Napoleon breaks into Illya’s cell. By this point, Illya’s
brain has been turned into scrambled eggs from all the relentless torture, so
he stumbles around and babbles nonsensically and gets underfoot while a
long-suffering Napoleon tries to free them both. Napoleon literally ends up
taking Illya by the hand and leading him to safety. “Illya? Is my name Illya?”
Illya wonders aloud. “Who cares?” Napoleon snarls in reply.
Mr. Waverly, with Leslie in tow, meets up with Illya and
Napoleon, who have escaped from the lair in Napoleon’s sporty little red
convertible. Meanwhile, THRUSH Intelligence finally manages to locate Mandor’s
villa, so all of Valandros’s goons jump on their scooters and zip off for an
invasion. While both U.N.C.L.E. and THRUSH converge on the villa, Mandor bops
on over to Valandros’s now-unprotected lair and calmly murders Valandros.
It finally dawns on Napoleon that Mandor has been
manipulating U.N.C.L.E. every step of the way. He returns to Valandros’s lair
and, with Illya’s help, tries to apprehend Mandor. Illya’s brain is still
cabbage, so Napoleon once again has to physically take him by the hand and lead
him into the lair. This is very sweet and kind of sexy and absolutely ridiculous.

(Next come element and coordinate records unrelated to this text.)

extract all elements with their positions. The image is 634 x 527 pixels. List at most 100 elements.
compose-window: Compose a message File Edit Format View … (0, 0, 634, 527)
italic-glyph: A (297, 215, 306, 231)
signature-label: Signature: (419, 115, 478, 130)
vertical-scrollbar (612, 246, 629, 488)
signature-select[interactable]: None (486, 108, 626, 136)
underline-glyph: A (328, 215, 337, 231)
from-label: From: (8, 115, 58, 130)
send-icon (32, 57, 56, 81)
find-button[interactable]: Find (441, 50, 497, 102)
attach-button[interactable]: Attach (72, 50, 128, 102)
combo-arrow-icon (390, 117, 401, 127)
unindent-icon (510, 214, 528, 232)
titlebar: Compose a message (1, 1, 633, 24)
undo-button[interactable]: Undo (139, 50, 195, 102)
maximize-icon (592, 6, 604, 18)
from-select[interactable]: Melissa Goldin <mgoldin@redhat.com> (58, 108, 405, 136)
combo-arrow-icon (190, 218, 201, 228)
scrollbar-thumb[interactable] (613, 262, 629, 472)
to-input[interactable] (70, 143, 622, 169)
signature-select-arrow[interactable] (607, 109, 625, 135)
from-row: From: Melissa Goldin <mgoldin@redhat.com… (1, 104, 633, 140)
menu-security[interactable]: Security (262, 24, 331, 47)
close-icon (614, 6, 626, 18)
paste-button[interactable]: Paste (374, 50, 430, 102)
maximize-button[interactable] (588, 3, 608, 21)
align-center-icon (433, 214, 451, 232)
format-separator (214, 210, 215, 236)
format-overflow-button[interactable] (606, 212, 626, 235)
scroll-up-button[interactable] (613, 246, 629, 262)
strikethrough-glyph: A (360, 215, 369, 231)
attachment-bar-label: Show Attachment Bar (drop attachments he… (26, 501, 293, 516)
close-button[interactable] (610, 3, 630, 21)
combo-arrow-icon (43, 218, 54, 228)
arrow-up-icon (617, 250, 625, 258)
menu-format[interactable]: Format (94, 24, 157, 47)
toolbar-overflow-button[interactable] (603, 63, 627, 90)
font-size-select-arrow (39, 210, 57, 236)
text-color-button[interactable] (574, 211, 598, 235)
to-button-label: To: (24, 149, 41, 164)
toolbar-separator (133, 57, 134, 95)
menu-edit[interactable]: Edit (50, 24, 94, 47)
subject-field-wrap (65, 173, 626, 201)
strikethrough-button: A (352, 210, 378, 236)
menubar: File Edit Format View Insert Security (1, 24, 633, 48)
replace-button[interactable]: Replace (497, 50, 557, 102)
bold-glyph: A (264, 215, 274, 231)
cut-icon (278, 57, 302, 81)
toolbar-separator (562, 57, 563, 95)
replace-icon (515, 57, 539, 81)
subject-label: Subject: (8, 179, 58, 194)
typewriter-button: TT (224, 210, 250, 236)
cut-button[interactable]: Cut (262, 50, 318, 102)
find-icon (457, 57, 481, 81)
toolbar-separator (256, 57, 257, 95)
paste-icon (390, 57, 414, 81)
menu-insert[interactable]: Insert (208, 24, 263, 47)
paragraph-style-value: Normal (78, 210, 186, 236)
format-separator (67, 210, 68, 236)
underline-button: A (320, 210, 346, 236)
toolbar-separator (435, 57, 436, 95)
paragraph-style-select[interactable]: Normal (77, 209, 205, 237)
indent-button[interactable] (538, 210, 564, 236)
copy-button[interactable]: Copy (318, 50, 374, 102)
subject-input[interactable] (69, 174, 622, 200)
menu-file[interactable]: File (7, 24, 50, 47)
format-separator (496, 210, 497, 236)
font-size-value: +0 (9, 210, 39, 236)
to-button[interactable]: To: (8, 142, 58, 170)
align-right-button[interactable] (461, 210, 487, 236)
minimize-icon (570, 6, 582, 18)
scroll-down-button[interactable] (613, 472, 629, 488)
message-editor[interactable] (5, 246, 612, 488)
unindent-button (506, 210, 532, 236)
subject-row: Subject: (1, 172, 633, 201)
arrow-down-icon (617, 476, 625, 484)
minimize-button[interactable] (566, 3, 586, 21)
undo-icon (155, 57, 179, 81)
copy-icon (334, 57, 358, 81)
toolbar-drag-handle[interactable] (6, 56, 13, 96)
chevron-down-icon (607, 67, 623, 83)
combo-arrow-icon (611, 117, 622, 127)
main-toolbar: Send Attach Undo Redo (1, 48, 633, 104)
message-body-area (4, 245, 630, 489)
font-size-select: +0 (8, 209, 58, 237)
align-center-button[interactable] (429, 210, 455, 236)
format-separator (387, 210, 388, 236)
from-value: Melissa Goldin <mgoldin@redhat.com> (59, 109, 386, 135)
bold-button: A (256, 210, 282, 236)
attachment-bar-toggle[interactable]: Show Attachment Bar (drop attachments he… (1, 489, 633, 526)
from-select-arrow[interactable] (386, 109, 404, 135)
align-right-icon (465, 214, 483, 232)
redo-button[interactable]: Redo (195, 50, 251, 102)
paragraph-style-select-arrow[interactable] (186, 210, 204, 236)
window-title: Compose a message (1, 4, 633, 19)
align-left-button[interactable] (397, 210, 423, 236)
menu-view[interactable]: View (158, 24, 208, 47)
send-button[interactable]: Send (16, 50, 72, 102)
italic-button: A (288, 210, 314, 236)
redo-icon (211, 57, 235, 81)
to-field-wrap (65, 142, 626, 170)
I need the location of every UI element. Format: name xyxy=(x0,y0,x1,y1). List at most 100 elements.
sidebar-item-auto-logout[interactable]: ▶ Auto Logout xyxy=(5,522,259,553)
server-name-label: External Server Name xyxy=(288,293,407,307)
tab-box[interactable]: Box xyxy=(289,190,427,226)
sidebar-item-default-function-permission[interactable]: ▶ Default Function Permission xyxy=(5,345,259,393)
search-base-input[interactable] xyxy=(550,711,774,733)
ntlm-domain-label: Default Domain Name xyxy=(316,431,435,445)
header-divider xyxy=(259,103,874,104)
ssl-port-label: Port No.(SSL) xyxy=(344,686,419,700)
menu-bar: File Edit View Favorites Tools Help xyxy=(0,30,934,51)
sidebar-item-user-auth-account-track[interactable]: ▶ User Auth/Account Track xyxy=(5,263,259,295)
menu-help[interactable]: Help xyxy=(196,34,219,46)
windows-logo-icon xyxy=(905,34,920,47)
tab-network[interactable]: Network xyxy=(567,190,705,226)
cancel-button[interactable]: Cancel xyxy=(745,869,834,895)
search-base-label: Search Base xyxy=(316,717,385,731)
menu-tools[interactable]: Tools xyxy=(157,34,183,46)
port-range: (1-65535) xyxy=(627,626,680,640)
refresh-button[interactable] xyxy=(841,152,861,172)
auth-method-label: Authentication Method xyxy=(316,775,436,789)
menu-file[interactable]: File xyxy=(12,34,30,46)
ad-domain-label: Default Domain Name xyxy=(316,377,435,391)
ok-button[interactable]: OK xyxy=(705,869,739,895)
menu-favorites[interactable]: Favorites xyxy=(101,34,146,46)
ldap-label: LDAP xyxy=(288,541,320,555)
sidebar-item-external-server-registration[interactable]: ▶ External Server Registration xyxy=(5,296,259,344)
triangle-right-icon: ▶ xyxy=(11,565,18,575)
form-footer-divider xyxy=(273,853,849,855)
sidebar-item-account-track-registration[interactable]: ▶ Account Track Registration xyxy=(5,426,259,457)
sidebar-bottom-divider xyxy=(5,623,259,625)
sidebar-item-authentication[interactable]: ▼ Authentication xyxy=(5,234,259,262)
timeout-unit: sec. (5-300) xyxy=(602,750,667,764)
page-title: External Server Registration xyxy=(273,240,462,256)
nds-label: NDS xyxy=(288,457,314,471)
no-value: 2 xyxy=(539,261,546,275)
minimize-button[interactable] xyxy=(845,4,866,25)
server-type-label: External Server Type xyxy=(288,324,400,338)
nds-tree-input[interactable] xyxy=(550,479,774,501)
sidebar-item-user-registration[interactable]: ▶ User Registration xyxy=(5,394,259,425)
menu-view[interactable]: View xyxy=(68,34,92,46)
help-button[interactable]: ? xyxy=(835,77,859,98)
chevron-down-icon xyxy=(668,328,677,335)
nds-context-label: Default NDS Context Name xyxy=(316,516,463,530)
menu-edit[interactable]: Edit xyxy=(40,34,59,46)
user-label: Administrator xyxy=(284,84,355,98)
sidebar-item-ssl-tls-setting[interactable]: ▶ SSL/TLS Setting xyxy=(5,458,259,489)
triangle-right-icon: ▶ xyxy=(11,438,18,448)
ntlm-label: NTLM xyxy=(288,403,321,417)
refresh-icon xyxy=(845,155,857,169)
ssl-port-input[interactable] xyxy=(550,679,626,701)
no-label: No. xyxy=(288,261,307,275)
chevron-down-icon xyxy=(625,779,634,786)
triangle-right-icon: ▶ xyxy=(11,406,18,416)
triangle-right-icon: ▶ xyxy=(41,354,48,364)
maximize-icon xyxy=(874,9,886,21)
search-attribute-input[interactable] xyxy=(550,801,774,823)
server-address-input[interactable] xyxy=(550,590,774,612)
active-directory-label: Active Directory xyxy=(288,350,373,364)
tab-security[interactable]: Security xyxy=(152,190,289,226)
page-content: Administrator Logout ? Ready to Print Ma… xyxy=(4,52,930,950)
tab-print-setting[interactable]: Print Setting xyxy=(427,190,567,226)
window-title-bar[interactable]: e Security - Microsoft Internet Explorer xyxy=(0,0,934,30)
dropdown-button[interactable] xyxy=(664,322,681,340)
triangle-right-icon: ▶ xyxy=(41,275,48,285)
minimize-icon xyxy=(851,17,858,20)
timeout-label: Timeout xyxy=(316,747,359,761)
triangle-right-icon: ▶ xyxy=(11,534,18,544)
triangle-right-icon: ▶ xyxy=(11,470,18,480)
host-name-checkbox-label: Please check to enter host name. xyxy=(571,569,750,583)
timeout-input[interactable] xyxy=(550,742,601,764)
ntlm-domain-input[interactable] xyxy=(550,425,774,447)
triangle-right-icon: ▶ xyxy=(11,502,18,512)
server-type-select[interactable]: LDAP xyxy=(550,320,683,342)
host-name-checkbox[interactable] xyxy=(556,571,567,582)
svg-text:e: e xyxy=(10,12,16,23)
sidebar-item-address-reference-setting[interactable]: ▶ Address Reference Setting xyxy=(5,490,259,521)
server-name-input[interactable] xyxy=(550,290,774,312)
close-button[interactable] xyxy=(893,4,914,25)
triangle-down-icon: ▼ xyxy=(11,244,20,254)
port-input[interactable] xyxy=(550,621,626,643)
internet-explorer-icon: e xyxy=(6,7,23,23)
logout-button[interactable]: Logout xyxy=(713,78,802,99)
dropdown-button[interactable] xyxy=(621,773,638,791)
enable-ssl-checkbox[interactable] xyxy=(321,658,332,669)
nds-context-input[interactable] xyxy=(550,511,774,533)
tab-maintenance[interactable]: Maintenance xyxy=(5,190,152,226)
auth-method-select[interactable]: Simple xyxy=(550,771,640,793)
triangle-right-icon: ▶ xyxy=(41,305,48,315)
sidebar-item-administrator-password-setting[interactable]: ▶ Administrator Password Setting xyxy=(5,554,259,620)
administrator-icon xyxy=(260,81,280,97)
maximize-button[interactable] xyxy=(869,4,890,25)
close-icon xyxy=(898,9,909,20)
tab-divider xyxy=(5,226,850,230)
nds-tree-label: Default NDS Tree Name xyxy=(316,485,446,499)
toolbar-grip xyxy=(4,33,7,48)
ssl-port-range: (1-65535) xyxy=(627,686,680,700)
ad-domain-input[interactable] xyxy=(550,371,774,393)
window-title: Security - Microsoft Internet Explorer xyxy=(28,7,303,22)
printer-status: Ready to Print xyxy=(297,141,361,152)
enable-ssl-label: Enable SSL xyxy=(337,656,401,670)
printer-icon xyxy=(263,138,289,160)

Hey, Napoleon? Maybe Illya should sit this one out. Leave him in the car with
Mr. Waverly and Leslie, and handle this on your own. Just as Napoleon and Illya
arrive on the scene, Valandros rises up and, with his dying breath, shoots
Mandor in the back.
And then the episode ends with a weird and borderline nonsensical
scene in which Napoleon shows up in a tux to take Leslie out on a date. For no
reason other than to provide fanfiction authors with valuable fodder, Illya
poses as Napoleon’s chauffeur and accompanies them. Napoleon presents Leslie
with a book listing the names of all the millionaires in the United States and
Europe; ignoring the suggestion that she’s a gold-digging floozy, Leslie seems
genuinely happy to receive the gift.
Season four, man. You are a strange and deadly beast, season
four.
Comments
I wondered why Napoleon took Illya back in with him rather than leaving him in the car. It is sweet, but ill advised. But at least I get to see more Illya, and in that woeful and depressing season I'll take what I can get.
Google "Ken Doll 1961" (or see the picture on the "Ken (Doll)" Wikipedia entry, and you'll see what I mean. Same outfit, different fabric. Same amount of leg showing.